Origin Energy Ltd., Australia’s No. 2 power producer and energy retailer, backed a non-binding buyout offer worth 18.4 billion Australian dollars (about $16-billion) from a consortium led by Canada’s Brookfield Asset Management, the companies said on Thursday.
The deal sent Origin’s share price soaring nearly 40 per cent in early trade to 8.14 Australian dollars.
Origin opened its books to the consortium after it raised its offer to 9 Australian dollars per share in cash, a near-55-per-cent premium to Origin’s last close of 5.81 Australian dollars.
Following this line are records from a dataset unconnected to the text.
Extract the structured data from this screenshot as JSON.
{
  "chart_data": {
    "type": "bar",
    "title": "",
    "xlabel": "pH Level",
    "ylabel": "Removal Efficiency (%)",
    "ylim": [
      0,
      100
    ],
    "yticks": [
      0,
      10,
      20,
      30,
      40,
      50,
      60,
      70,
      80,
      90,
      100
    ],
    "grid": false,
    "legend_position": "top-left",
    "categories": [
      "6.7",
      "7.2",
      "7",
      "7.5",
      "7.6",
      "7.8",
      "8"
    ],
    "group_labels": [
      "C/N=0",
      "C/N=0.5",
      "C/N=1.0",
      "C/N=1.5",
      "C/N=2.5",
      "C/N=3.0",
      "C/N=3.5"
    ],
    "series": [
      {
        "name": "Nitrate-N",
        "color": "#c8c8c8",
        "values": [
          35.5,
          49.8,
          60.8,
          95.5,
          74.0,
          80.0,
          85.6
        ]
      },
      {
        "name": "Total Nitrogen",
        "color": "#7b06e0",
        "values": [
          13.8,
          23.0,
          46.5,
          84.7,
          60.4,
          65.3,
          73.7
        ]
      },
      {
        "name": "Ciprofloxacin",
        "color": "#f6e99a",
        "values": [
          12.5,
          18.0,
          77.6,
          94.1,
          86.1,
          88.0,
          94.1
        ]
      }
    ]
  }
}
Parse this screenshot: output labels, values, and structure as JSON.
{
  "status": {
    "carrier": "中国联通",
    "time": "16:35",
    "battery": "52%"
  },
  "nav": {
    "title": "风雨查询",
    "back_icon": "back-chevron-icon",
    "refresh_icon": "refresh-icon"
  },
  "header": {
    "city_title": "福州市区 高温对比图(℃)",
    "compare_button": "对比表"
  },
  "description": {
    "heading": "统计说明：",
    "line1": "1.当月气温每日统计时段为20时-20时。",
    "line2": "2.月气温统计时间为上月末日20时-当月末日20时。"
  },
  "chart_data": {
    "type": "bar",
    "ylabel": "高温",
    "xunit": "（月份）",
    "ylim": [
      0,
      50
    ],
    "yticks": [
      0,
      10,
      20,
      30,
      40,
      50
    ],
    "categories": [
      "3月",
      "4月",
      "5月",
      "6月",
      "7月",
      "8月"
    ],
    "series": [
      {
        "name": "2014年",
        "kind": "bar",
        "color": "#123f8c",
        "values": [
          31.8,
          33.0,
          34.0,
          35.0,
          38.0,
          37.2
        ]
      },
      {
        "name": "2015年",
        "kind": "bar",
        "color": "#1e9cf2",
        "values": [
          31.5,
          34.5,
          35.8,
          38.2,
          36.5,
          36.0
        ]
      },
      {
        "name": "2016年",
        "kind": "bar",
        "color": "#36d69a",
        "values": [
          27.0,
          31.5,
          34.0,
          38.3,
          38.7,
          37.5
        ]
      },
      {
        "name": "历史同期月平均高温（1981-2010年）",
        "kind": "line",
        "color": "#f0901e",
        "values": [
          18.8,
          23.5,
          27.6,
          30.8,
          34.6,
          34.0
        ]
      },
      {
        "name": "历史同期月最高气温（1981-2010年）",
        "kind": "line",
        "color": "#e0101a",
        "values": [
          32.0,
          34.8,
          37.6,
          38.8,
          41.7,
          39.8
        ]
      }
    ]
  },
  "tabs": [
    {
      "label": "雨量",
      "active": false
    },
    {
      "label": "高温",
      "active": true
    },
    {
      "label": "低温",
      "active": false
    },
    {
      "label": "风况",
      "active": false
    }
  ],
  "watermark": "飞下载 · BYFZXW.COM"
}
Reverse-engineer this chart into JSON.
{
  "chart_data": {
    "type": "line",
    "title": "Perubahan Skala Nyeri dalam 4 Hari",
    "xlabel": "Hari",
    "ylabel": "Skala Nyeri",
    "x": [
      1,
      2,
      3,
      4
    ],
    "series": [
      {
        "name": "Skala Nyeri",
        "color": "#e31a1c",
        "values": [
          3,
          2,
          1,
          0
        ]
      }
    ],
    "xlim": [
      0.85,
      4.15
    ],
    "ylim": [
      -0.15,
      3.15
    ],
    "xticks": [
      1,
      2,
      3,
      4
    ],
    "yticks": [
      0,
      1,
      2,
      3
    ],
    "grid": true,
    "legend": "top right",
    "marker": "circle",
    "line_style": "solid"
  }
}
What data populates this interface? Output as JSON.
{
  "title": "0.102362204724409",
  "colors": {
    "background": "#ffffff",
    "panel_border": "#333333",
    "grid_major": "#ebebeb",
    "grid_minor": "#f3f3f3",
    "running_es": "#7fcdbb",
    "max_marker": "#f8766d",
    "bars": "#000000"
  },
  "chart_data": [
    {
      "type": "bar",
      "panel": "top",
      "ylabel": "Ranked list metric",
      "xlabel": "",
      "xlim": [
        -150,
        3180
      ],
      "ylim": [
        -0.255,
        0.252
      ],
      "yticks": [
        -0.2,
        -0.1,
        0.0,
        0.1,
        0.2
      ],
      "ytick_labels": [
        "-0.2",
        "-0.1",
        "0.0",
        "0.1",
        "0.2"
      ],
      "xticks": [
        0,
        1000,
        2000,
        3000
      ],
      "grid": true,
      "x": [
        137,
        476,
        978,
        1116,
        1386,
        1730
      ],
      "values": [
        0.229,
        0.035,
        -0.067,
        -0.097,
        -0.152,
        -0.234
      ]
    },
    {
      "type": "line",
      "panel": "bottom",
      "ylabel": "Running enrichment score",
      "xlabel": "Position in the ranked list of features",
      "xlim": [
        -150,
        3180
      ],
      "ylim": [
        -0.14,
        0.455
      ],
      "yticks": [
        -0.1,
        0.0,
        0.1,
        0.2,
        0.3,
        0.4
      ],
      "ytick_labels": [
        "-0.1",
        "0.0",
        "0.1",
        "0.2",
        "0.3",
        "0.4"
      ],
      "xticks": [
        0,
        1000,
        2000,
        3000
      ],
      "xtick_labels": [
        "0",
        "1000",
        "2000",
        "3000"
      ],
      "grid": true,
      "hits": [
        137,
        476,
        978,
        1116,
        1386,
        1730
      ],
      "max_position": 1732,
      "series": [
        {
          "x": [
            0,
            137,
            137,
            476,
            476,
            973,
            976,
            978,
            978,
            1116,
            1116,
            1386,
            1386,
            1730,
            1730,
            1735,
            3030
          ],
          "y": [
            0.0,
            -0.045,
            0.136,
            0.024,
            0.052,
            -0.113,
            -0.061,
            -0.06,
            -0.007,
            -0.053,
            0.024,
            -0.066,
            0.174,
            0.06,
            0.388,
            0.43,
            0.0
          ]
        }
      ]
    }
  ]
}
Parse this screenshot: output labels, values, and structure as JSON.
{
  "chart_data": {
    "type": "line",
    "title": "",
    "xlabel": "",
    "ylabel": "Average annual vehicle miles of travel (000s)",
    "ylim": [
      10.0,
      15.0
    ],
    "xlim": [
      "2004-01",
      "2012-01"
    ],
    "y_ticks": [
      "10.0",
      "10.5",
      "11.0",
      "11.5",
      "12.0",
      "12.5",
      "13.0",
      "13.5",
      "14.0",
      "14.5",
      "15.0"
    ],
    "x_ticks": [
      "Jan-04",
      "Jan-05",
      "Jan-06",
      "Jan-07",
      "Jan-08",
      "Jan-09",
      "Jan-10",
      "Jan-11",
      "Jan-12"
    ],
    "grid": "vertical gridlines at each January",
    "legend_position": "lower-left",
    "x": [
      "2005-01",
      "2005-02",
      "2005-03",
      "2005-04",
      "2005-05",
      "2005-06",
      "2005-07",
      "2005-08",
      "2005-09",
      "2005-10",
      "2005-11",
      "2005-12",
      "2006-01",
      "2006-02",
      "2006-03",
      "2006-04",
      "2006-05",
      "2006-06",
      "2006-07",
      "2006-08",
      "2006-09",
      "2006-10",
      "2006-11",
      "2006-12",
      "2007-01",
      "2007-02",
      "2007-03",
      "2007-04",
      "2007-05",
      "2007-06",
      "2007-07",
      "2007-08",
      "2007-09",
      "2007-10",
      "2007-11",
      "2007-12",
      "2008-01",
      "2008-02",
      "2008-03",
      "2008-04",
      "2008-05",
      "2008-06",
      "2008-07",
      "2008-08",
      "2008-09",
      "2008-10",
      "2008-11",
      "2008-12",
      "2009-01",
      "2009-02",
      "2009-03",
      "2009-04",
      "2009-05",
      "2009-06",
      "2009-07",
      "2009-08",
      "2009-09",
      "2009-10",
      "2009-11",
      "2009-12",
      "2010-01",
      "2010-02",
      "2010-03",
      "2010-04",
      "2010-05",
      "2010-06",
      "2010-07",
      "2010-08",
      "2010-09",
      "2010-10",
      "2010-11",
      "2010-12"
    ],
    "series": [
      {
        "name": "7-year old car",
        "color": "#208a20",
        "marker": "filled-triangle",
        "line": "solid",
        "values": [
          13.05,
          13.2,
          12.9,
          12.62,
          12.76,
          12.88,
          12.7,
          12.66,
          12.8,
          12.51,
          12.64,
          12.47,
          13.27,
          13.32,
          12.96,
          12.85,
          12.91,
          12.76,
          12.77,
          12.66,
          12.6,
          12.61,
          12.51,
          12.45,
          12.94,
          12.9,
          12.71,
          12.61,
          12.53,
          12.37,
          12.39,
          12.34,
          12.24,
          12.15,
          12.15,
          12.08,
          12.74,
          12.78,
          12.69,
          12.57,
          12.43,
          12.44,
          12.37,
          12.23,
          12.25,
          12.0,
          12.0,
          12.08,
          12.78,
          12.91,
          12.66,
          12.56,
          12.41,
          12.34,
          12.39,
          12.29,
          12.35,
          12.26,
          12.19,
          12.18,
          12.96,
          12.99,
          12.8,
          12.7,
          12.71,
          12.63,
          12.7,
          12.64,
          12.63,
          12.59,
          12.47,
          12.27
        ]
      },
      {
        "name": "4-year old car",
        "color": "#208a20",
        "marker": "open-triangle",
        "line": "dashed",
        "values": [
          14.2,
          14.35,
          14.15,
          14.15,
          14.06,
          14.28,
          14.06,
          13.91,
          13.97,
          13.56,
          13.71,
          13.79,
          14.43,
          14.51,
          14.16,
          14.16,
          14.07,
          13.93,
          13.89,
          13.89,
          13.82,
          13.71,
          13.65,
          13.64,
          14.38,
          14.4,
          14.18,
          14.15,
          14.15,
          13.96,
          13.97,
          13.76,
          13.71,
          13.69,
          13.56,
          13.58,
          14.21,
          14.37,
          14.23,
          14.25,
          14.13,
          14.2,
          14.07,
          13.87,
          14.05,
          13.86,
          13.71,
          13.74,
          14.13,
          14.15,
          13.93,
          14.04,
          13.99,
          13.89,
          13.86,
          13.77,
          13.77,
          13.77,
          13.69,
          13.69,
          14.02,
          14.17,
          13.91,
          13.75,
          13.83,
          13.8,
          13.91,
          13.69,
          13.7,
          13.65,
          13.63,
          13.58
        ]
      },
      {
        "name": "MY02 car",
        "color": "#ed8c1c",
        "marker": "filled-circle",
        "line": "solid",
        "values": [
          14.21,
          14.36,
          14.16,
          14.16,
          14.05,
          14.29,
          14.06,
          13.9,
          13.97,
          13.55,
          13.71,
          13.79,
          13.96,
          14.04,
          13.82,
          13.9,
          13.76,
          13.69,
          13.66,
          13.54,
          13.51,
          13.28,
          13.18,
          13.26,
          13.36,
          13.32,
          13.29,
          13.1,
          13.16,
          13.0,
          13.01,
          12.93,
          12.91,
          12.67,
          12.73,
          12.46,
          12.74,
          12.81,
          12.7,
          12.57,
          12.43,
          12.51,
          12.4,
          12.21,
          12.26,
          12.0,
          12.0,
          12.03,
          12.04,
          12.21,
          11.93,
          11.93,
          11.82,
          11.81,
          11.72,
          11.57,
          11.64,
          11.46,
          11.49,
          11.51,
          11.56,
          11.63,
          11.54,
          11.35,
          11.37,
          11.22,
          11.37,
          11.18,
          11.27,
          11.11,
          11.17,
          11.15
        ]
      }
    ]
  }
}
The company said it would recommend shareholders vote in favour of the proposal if no higher bid emerges.
If successful, the takeover would rank as the biggest private-equity-backed buyout of an Australian company and would be the largest deal in the country this year, Refinitiv data show.
The offer will be increased by three cents per share each month if the scheme of arrangement, which requires 75-per-cent shareholder support, is not implemented by May 15 next year, Origin’s statement said.
The bid from Brookfield comes after it was rebuffed earlier this year when it led a $3.5-billion takeover offer for Australia’s top power producer, AGL Energy.
“Our confidence in Origin’s prospects underscored our engagement with the Consortium and delivered a material increase on their initial offer,” Origin chairman Scott Perkins said in a statement.
Origin disclosed for the first time that it had received an initial cash offer of 7.95 Australian dollars apiece in early August from the consortium, which was hiked to between 8.70 and 8.90 Australian dollars per share in mid-September.
Under the indicative proposal submitted on Thursday, Brookfield would acquire Origin’s energy markets business, while MidOcean Energy, the other consortium partner, would take control of Origin’s integrated gas business, including its 27.5-per-cent stake in Australia Pacific LNG (APLNG).
MidOcean is backed by energy investor EIG and in October paid $2.15-billion for Tokyo Gas’s stake in four Australian integrated LNG Projects.
Origin has been looking to speed up its transition to cleaner energy, accelerating the planned shutdown of the country’s biggest coal-fired power plant and selling its gas exploration assets.
“Our business plan includes additional investment of A$20 billion by 2030 to build the required renewable capacity and storage and position Origin as Australia’s leading ‘greentailer,’” Brookfield’s Asia Pacific chief executive officer Stewart Upson said in a statement.
The bid has been made through the Brookfield Global Transition Fund, which is co-run by former Bank of Canada and Bank of England governor Mark Carney and raised $15-billion earlier this year.
The deal requires approval from the Australian Competition and Consumer Commission and Foreign Investment Review Board.